I often question the logic in things,
The reality of nature.
From the outside looking in,
The realm is so small,
I can almost taste my destination,
Fluttering in my possession.
On the other side a tree,
But to soon be struck by lighting,
Falling to the heavens feet.
A blinded sight of thunder,
Every single detail the way it should be.
Now standing in,
Yearning to escape,
To believe in what can’t be replaced.
Otherwise compelled to
NOT imagine the multitude of violence, negativity, individual war,
That WE as humans, as brothers and sisters of each other,
Bring amongst one another.
How every single breathing moment you live,
Is just one single breathing moment closer to your death.
And how being sane,
Isn’t just part of living,
But also a part of living insane.
We all know where sinners go,
But sin has apparently always been thee norm.
We all know of the profoundless attempts to reconstruct the world.
How our fate is seemingly out of boundaries,
Unto nations eager to rebel,
Motivated by greed and Hell.
Why waist a gifted moment,
On a regret that is not even rewarding?
Why anticipate an everlasting enduring love,
When humanity is nothing but CRUEL?
As I’m sitting here laying on my bed, wondering what the fuck I’m doing…
As in, doing with my life, my relationship, my career…
I look at my daughter and I see hope. I see Godly success. The miracles of life intertwined with my heavy mental events.

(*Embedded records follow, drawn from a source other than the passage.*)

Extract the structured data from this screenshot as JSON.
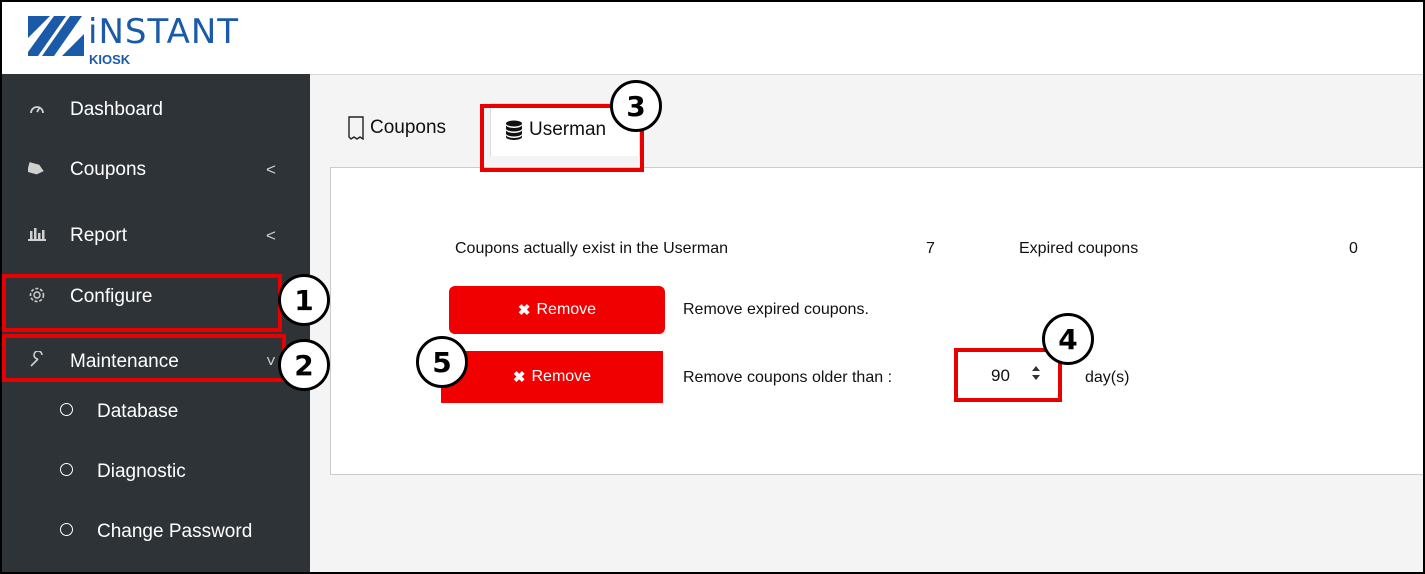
{
  "header": {
    "brand_top": "iNSTANT",
    "brand_bottom": "KIOSK"
  },
  "sidebar": {
    "items": [
      {
        "label": "Dashboard",
        "icon": "gauge-icon"
      },
      {
        "label": "Coupons",
        "icon": "tag-icon",
        "chevron": "<"
      },
      {
        "label": "Report",
        "icon": "bar-chart-icon",
        "chevron": "<"
      },
      {
        "label": "Configure",
        "icon": "gear-icon"
      },
      {
        "label": "Maintenance",
        "icon": "wrench-icon",
        "chevron": "˅"
      }
    ],
    "subitems": [
      {
        "label": "Database"
      },
      {
        "label": "Diagnostic"
      },
      {
        "label": "Change Password"
      }
    ]
  },
  "tabs": [
    {
      "label": "Coupons",
      "icon": "coupon-icon"
    },
    {
      "label": "Userman",
      "icon": "database-icon",
      "active": true
    }
  ],
  "panel": {
    "exist_label": "Coupons actually exist in the Userman",
    "exist_count": "7",
    "expired_label": "Expired coupons",
    "expired_count": "0",
    "remove_button_1": "Remove",
    "remove_text_1": "Remove expired coupons.",
    "remove_button_2": "Remove",
    "remove_text_2": "Remove coupons older than :",
    "days_value": "90",
    "days_unit": "day(s)"
  },
  "annotations": [
    "1",
    "2",
    "3",
    "4",
    "5"
  ],
  "colors": {
    "accent": "#f00000",
    "sidebar": "#2e3337",
    "brand": "#1a5aa8",
    "highlight": "#e80000"
  }
}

Although, I look for quality I don’t strive for perfection. I try to do my best but it doesn’t always work in affection, so I give it a rest.

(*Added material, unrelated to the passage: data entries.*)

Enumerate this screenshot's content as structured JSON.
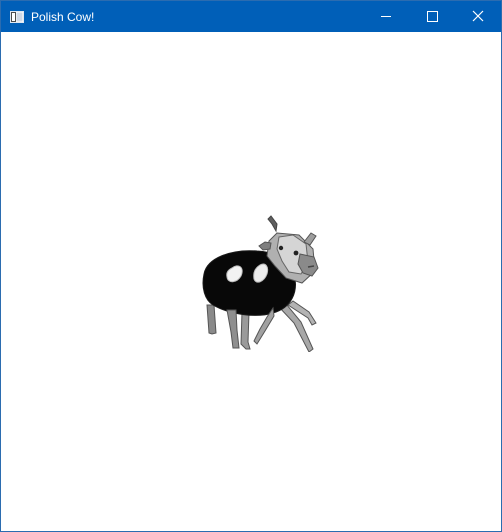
{
  "window": {
    "title": "Polish Cow!",
    "icon": "app-window-icon",
    "buttons": {
      "minimize_icon": "minimize-icon",
      "maximize_icon": "maximize-icon",
      "close_icon": "close-icon"
    },
    "titlebar_color": "#005fb8"
  },
  "content": {
    "image_subject": "cow-image",
    "background_color": "#ffffff"
  }
}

It’s like a fight each day within myself! How foolish of me.
I pray that as I channel out some of these emotions through this blog, I will find comfort in my heart for all the blessings I seem to take for granted.
That the realization of the wonderful and joyous aspects of my life will be revealed through my very own reflective shadow of writing presence. My eyes will open, and ears will hear, and the patience that struggles with all of my fears will pour out to flow as water on an unwithered rose.
It seems only rational to partake in the never-ending, uneasiness of life. Being around those whom erk the very last sain nerve right off the batting edge of my might. Who is to say where I will land right now. The sky is the limit, I’m soaring in the clouds.
In the midst of it all, I see myself, and I see my kids, I rejoice in the Wonderful things God has given me. I smile and then I cry! A tear for the joy, a tear fire the sorrow. To only keep faith that I will be able to live lifetill old age next to the ones I love on earth.